Monday, August 12, 2019

‘It’s Better Not to Joke with Siberians’ – A Real Popular Protest is Emerging in the Regions

Paul Goble

            Staunton, August 9 – Novosibirsk commentator Nikita Isayev notes that protests in the regions are often dismissed as being about specific issues rather than general political principles like those in Moscow, but he suggests that is wrong (  and

            In his city, the authorities lost a gubernatorial election because they thought they could ignore the people. Now, they are doing the same thing again, pushing for an almost nine percent price hike for communal services, something residents there are not about to put up with. “It’s better not to joke with Siberians,” he says, noting that ever more of them are taking to the streets.

            What is now clear, he says, is that “tomorrow not 400 people will go into the streets” if the authorities continue to ignore the population. “The day after that a thousand, the day after that, three thousand, and then five – and finally everyone.” And this will extend throughout Siberia and then the entire country.

            The Kremlin will lose not just a governor as it did with Gorodetsky in 2017. It will lose something more, the possibility of remaining in power except by repression because it will face a people fighting to defend their standard of living rather than some abstract principle.

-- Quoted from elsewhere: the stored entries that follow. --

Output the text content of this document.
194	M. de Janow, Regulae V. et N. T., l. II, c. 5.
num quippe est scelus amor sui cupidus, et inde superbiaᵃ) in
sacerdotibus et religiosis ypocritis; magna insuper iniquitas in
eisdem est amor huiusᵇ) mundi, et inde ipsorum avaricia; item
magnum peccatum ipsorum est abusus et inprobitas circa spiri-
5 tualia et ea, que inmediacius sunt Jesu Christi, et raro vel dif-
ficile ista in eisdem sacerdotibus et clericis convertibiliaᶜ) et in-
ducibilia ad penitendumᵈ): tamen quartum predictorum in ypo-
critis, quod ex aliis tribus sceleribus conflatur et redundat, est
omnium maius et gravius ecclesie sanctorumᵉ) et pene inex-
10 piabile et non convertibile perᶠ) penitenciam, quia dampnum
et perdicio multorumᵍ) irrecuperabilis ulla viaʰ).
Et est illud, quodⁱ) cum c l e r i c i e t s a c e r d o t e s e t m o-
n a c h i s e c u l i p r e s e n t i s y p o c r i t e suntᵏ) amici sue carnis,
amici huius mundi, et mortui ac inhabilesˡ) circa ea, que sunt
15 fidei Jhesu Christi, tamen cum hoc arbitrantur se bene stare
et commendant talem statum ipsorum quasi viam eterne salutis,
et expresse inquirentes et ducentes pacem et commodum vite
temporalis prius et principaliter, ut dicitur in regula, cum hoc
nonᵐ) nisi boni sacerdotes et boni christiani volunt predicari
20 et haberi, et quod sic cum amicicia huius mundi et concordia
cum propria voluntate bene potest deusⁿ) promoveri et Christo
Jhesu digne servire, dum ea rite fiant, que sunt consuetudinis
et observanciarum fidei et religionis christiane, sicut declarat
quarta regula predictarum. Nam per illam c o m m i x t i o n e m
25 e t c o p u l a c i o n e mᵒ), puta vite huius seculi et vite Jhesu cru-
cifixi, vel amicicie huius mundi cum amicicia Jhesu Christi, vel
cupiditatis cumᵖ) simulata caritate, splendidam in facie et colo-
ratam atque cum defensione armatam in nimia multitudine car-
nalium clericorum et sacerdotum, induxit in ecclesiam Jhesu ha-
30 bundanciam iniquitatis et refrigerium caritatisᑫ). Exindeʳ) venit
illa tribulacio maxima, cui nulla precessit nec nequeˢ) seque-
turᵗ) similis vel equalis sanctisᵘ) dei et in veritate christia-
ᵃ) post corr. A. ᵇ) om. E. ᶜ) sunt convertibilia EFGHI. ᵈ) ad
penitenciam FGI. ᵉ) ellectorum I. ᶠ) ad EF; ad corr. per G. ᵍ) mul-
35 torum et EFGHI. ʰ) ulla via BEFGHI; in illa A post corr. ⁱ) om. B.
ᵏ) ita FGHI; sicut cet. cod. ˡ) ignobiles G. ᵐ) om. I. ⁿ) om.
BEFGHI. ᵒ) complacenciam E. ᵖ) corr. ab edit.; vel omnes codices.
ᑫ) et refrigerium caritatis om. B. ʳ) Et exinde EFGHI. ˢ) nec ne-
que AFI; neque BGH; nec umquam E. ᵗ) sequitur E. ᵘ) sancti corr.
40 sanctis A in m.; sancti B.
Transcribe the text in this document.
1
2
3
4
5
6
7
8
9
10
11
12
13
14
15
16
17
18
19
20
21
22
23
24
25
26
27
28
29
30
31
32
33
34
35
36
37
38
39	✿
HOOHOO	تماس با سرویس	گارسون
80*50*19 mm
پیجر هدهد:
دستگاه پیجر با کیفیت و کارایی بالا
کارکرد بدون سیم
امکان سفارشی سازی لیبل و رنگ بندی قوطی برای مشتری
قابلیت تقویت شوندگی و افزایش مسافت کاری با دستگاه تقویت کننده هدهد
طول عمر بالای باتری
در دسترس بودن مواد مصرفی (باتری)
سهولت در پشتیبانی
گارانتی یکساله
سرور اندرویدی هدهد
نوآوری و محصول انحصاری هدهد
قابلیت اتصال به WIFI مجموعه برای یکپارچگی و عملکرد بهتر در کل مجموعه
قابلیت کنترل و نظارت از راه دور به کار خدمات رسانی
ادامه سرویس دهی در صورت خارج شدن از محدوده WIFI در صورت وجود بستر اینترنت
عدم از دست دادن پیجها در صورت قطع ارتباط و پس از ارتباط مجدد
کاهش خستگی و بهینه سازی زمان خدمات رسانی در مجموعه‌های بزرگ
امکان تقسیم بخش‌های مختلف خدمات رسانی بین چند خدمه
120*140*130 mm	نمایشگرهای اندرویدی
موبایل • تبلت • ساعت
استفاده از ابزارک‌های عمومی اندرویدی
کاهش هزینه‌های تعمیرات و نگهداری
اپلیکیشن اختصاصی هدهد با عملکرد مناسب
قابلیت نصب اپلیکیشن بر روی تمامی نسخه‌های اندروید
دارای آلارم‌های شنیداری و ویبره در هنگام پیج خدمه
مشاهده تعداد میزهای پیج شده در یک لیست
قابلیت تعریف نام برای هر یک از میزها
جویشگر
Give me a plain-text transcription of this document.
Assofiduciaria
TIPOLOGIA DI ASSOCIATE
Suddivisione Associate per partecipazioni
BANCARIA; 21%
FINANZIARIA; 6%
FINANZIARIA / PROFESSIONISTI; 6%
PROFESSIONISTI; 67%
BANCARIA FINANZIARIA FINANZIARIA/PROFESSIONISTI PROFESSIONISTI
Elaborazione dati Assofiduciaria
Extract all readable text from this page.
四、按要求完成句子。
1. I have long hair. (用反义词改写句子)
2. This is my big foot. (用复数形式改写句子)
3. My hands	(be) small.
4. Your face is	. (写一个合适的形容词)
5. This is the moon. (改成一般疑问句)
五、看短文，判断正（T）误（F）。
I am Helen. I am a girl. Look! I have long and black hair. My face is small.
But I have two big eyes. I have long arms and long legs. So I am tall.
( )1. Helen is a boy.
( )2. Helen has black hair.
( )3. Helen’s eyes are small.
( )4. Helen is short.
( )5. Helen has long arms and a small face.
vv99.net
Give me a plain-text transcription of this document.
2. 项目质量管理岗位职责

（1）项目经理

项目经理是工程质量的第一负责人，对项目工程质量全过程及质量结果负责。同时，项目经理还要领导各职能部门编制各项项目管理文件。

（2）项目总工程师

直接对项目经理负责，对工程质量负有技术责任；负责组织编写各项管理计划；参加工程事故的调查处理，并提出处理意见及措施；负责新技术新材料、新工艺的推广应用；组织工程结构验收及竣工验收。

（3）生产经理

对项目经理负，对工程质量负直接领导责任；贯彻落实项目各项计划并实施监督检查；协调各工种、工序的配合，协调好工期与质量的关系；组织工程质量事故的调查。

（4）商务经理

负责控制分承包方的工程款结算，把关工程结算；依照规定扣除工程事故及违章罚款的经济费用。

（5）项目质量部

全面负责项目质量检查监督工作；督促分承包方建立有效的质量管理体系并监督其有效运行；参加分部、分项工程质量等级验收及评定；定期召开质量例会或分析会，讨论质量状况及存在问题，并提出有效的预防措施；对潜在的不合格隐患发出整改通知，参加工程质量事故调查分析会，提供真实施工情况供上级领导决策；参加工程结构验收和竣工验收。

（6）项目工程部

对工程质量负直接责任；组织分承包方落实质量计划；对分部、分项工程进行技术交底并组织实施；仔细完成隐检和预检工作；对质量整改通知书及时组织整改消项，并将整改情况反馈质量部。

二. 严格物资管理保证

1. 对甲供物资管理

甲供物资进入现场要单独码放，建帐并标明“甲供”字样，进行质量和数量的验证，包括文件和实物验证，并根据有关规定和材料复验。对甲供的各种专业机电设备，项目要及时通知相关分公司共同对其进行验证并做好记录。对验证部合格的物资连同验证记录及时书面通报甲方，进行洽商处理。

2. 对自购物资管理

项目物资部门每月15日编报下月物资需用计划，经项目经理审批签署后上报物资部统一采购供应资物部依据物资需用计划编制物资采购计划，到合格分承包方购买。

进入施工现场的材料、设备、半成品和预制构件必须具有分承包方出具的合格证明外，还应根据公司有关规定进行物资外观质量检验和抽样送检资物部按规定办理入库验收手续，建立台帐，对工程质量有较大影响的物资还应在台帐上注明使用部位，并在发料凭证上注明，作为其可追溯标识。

That may not attract as much attention from the Moscow-centric media; but it is far more powerful.

            The Moscow protests get the most attention, but focusing on them is to miss the point, Isayev says. “The political system of the country as a w hole is beginning to change.” If the opposition had good leaders, it might get in the Duma in the 2021 elections.  But an opposition based on people’s interests as in Siberia will change things even if that doesn’t happen.

            “A year of protests will begin in the regions this fall, and next year, 2020, will be a year of real protests.” But, and this is Isayev’s point, “this will not be the liberal protest of Navalny of 2017 or 2018 or the KPRF protests of 2018.”  It will be something else and something the powers that be can’t simply ignore or totally suppress.

            This new protest wave, he concludes, will be “a real one, a popular one which will give birth to a new opposition which knows its own people and is capable of defeating the powers that be.”